Friday, September 2, 2016

Bottomed Out In Sandy

Sandy Bottom Hare Scramble. Round 10 of the VCHSS series.  August 21, 2016, Penhook, VA.


Six weeks away from racing.  Been riding every weekend, despite the sweltering VA heat and humidity.  I feel good.  I feel prepared.  I could not have been more wrong.

The heat beats down on the riders as the sun gets higher in the sky, the humidity wraps itself around you like a wet hug from your least favorite, most sweaty obese aunt.  As usual I am the idiot in the all black protective gear, soaking up the warmth like a blast furnace sponge.  Won't be so bad once we get moving...

If I ever fucking get moving.  The green flag drops and I kick the Gas Gas EC300 over hard.  Nothing happens.  I'd been practicing this and it lit every time first try.  Second kick and still nothing.  The other riders are beginning to tear away in a cloud of dust and soon I am alone.  Kicking frantically with no success.  Yeah, I'm that fucking guy today.  I don't know what's worse, the exhaustion or embarrassment.

 Seconds turn into a minute and the officials are trying to move me from the line so they can start the next wave.  Finally the piece of shit lights and I am gone with a first and second gear wheelie that lasts nearly the length of the field.  It's the longest wheelie I have ever done and I couldn't repeat it if I tried.

I remind myself to save some energy for the 3 laps of this 8.5 mile technical single-track course, but I have to catch the other bozos in my class.  After 35 minutes of bouncing and bounding through the woods, picking off stragglers, dodging guys stuck on hillclimbs, I reach timing and scoring.  From last to 5th.  Ok, that's good.  Two laps to go, but damn I am already tired and dripping with perspiration.  Pants are soaked, goggle foam is soaked and leaking on to my face and I am pretty sure my brain is simmering like spaghetti sauce in my helmet, even my boots feel squishy and we haven't had any water crossings.  I must have leaked half of myself out by now.


Another long lap, the second one lasts 34 minutes, but this time I have rabbits to chase, finally able to see 4th, 3rd and 2nd place.  A quick line change on a rocky, rutted and rooty uphill puts me into the 4th spot, but he isn't willing to give it up so easily.  We trade positions and mistakes for the next ten minutes.  I am exhausted.  My head doesn't feel quite right.  Ignore it.  Keep going.

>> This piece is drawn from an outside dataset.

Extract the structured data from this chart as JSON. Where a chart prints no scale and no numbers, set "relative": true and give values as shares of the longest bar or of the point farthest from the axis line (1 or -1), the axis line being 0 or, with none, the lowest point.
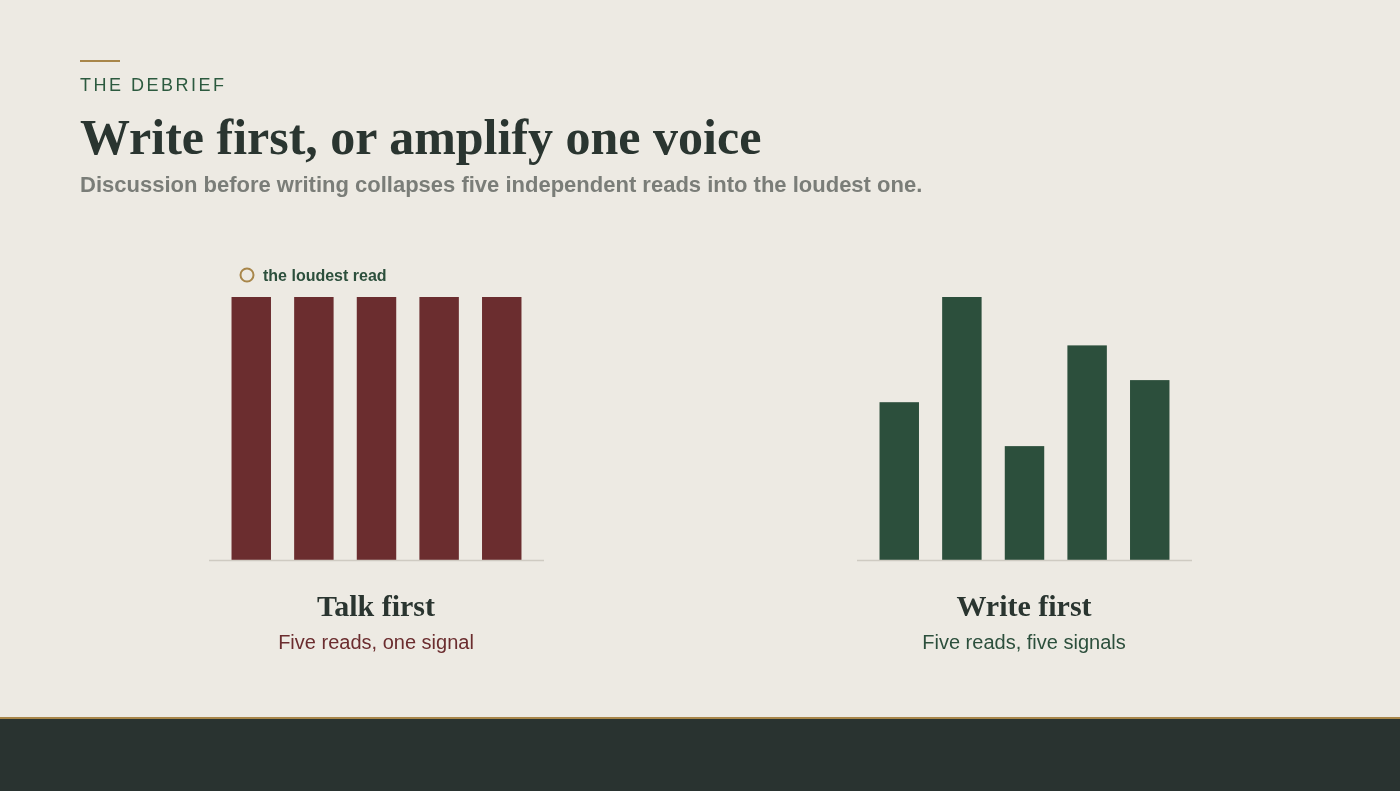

I catch a glimpse of yellow fender and know I've caught the third place Suzuki rider.  I give chase, catching him just as the woods end and the field section begins.  The right-hander opens up and I make my move, shifting to third while still leaned over in the corner, drifting out to the small berm, inching by the Suzuki, drifting....inching.....

Crashing.  I tuck the front as the bike decides it doesn't want to catch the small berm, but would rather sail over it and throw me down to the ground for my insolence.  The crash is jarring and it hurts, but most of my body seems intact.  It takes three kicks to get started again, all with my left leg because the right one is useless.  I remount, but my brain is telling me I am done.  This is the beginning of the third lap and my descent into Hell.


I never see 3rd place again.  In fact, I seem to be seeing less and less as my eyesight narrows into tunnel vision.  Things are also occasionally getting blurry.  Pulling a tear-off does not help.  Removing the goggles doesn't either.  I shove the drink tube in my mouth and suck it all down.  Someone is tightening a giant rubber band around my chest.  My arms are noodles.  I can't stand up.  It's all I can do to keep the bike upright and remember to shift.  There is no strength remaining.  What scary feeling when your body starts shutting down and you know it.  My last rational thought is to get off the damn course and strip naked.  Like most rational and sensible suggestions in my life, it's ignored.  I'm an idiot and I know it.


Somehow I finish the race.  4th.  I've got a pretty good case of heat exhaustion and dehydration, despite all my preparations and training to the contrary.  I'm embarrassed to say that I made the wrong decision to continue.  Risking not only my safety, but potentially (had there been anyone around) other riders' as well.  I don't feel tough, or like I accomplished anything.  Nothing more than getting lucky.  And you can only push your luck so many times until it bites you.  Lesson learned.


I've often said that racing is a lot like life.  Today proves no different.  No matter how well prepared, how good you feel, how much of a badass you think you are, you can very easily get your ass kicked.  I sure did.




This is the only photo of a race I would rather forget.  Slightly ironic is the fact that that is a KDX200 right behind me.